Remember the case of Gloria Foster who starved to death last year??

This was the appalling incident where Gloria Foster of Banstead in Surrey starved to death after being left without medication, food or water for 9 days after the UK border agency raided the care agency employed to provide home care and shut it down. Maybe if you work like I do in health and social care you do. If you’re a member of the general public I’d be amazed if you did. It was covered by The Guardian, a bit in the Daily Mail and Telegraph and a small story on the BBC. Certainly not the front page tabloid headlines that would have occurred had a child been left to starve to death in similar circumstances.

Today yet another in a very long line of reports has been published pointing out that the Government has no idea of the true impact that social care cuts are having on vulnerable older people. The warning about cuts to social care and the subsequent impact on the lives of older people, their carers, families and other services have become like a broken record of late. It has been said over and over and over again and yet absolutely nothing changes.

On Monday I was at the Redefining Ageing conference put on by Age UK London. There was a real sense of anger and frustration at the lack of action about the problems facing older people. Mary Sinfield chair of the Older Peoples References Group for the New Dynamics of Ageing said she had counted over 50 reports highlighting again and again the inadequacy of care and services, each with long lists of recommendations, most of which had never been implemented. She also made the following stark point to the people in the room “no one is going to fight your battles for you. You have to get out there yourself and do it”
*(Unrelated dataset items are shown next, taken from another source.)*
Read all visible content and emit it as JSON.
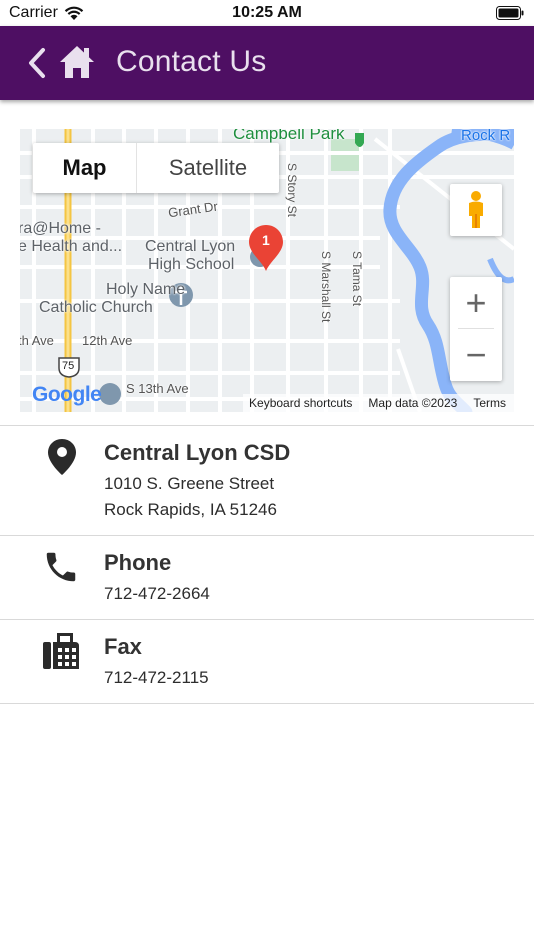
{
  "status_bar": {
    "carrier": "Carrier",
    "time": "10:25 AM"
  },
  "nav": {
    "title": "Contact Us",
    "back_icon": "chevron-left-icon",
    "home_icon": "home-icon"
  },
  "map": {
    "type_buttons": [
      "Map",
      "Satellite"
    ],
    "labels": {
      "campbell_park": "Campbell Park",
      "rock": "Rock R",
      "grant_dr": "Grant Dr",
      "s_story_st": "S Story St",
      "health_1": "ra@Home -",
      "health_2": "e Health and...",
      "central_lyon_1": "Central Lyon",
      "central_lyon_2": "High School",
      "holy_name_1": "Holy Name",
      "holy_name_2": "Catholic Church",
      "s_marshall_st": "S Marshall St",
      "s_tama_st": "S Tama St",
      "th_ave": "th Ave",
      "twelfth_ave": "12th Ave",
      "route": "75",
      "s_13th_ave": "S 13th Ave",
      "marker": "1",
      "google": "Google"
    },
    "footer": [
      "Keyboard shortcuts",
      "Map data ©2023",
      "Terms"
    ],
    "zoom_in": "+",
    "zoom_out": "−"
  },
  "contacts": {
    "address": {
      "title": "Central Lyon CSD",
      "line1": "1010 S. Greene Street",
      "line2": "Rock Rapids, IA  51246",
      "icon": "location-pin-icon"
    },
    "phone": {
      "title": "Phone",
      "value": "712-472-2664",
      "icon": "phone-icon"
    },
    "fax": {
      "title": "Fax",
      "value": "712-472-2115",
      "icon": "fax-icon"
    }
  },
  "colors": {
    "nav_bg": "#4e0f63",
    "nav_text": "#e9e0ee",
    "marker": "#ea4335",
    "river": "#8ab4f8",
    "highway": "#f6c84a"
  }
}
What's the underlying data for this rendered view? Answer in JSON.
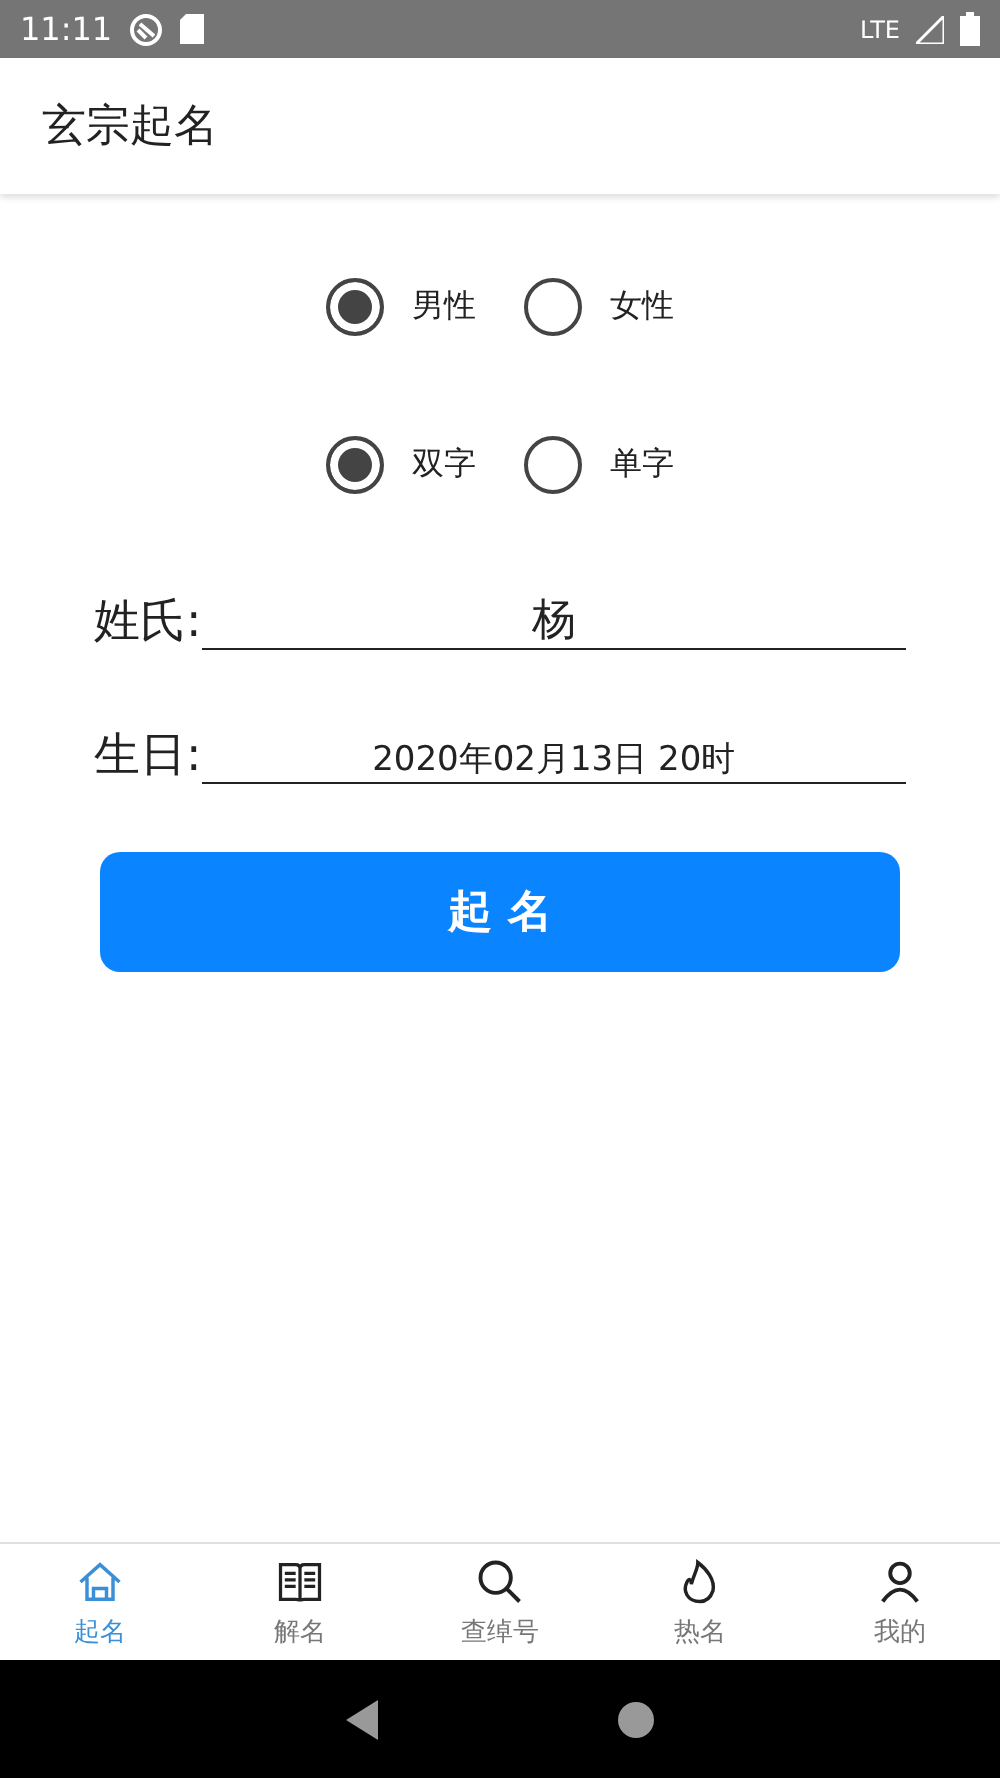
{
  "status_bar": {
    "time": "11:11",
    "network": "LTE"
  },
  "app_bar": {
    "title": "玄宗起名"
  },
  "gender_options": [
    {
      "label": "男性",
      "selected": true
    },
    {
      "label": "女性",
      "selected": false
    }
  ],
  "length_options": [
    {
      "label": "双字",
      "selected": true
    },
    {
      "label": "单字",
      "selected": false
    }
  ],
  "fields": [
    {
      "label": "姓氏:",
      "value": "杨",
      "kind": "large"
    },
    {
      "label": "生日:",
      "value": "2020年02月13日 20时",
      "kind": "small"
    }
  ],
  "submit_button": "起 名",
  "bottom_nav": [
    {
      "label": "起名",
      "kind": "home",
      "selected": true
    },
    {
      "label": "解名",
      "kind": "book",
      "selected": false
    },
    {
      "label": "查绰号",
      "kind": "search",
      "selected": false
    },
    {
      "label": "热名",
      "kind": "flame",
      "selected": false
    },
    {
      "label": "我的",
      "kind": "person",
      "selected": false
    }
  ]
}
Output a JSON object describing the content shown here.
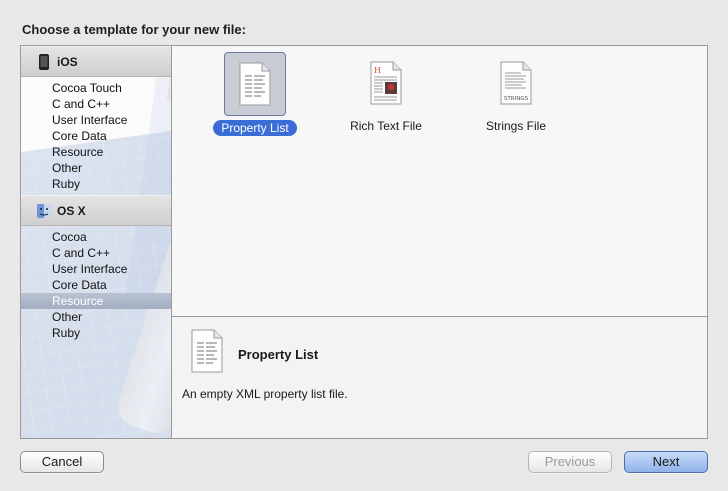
{
  "dialog": {
    "title": "Choose a template for your new file:"
  },
  "sidebar": {
    "groups": [
      {
        "label": "iOS",
        "icon": "iphone-icon",
        "items": [
          "Cocoa Touch",
          "C and C++",
          "User Interface",
          "Core Data",
          "Resource",
          "Other",
          "Ruby"
        ]
      },
      {
        "label": "OS X",
        "icon": "finder-icon",
        "items": [
          "Cocoa",
          "C and C++",
          "User Interface",
          "Core Data",
          "Resource",
          "Other",
          "Ruby"
        ]
      }
    ],
    "selected": "OS X / Resource"
  },
  "templates": [
    {
      "label": "Property List",
      "icon": "property-list-file-icon",
      "selected": true
    },
    {
      "label": "Rich Text File",
      "icon": "rich-text-file-icon",
      "selected": false
    },
    {
      "label": "Strings File",
      "icon": "strings-file-icon",
      "selected": false,
      "icon_text": "STRINGS"
    }
  ],
  "detail": {
    "name": "Property List",
    "description": "An empty XML property list file.",
    "icon": "property-list-file-icon"
  },
  "buttons": {
    "cancel": "Cancel",
    "previous": "Previous",
    "next": "Next"
  },
  "colors": {
    "selection_blue": "#3a6cd6",
    "sidebar_selected": "#a3aec3"
  }
}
There is a lot of rhetoric in the media about how older people (by which they really mean the so called baby boomer generation) have stolen the country’s wealth, pulled up the ladder behind them and given a few years, will be costing the NHS and social care a fortune. An ageing population is constantly described as a negative thing; a burden, a challenge, a problem.

My personal view is that it is very hard to find issues around which older people coalesce particularly while the powers that be use 50 as the benchmark for when “later life” begins. The idea that you can take people of 50, of 70 and of 90 and expect them all to have the same views, issues and aspirations about services because they’ve been plonked in a box marked “later life” to me is laughable. However, I do believe ageism is the one issue older people can come together around because its ageism that underpins a lot of attitudes, policy and practice in this country. To be old generally is to be invisible; to not matter; to be seen as unimportant and past it.

So long as older people are still seen, if they are seen at all, as a burden or a problem to society rather than just individual people then they will remain without power. There will be more reports, more deaths and nothing will change.